The zonal chairman said that MACBAN would do its best to facilitate the education of its members in the zone in livestock tracking.
“This scheme points to the disposition of the government towards responding to the emergent needs for a carefully structured plan in the business of livestock breeding and movement across Nigeria.
“It is very true that our herders frequently suffer the loss of their livestock in the hands of marauders in the bushes,” he said.
Siddiki, however, called for a simple action plan that would make the herders easily understand the scheme, given that they were itinerant and less educated.
“We appeal for due consideration in terms of logistics to enable us perform optimally in instructing the herders on the relevance of complying with the scheme,” he said.
He said that MACBAN would wish that the NAITS would slow down the move to ban the traditional system of cattle grazing in Southern Nigeria..
He said that MACBAN did not have anything against modernisation.
“However, we implore the authorities to properly work out an economic and orientation structure that will accommodate the transition from traditional to modern system of cattle breeding.

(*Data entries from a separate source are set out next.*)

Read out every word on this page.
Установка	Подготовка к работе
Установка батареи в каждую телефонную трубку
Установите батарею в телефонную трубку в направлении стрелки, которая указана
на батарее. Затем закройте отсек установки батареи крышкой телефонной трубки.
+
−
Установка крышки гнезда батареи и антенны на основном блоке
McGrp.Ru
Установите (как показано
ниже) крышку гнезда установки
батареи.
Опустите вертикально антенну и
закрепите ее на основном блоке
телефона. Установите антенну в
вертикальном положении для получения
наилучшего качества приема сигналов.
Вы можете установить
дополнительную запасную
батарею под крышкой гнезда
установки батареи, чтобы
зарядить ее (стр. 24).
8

“We appreciate the governors, traditional rulers, security agencies and other stakeholders who have contributed toward the relative peace that we find in the course of our cattle business in the South East,’ Siddiki said.
Ikengaonline reports that the NAITS is aimed at curbing livestock rustling and related criminalities and will assist in identifying and tracing livestock through electronic tags.
The system will also help to identify pastoralists who own livestock and check the use of underaged children as livestock labourers.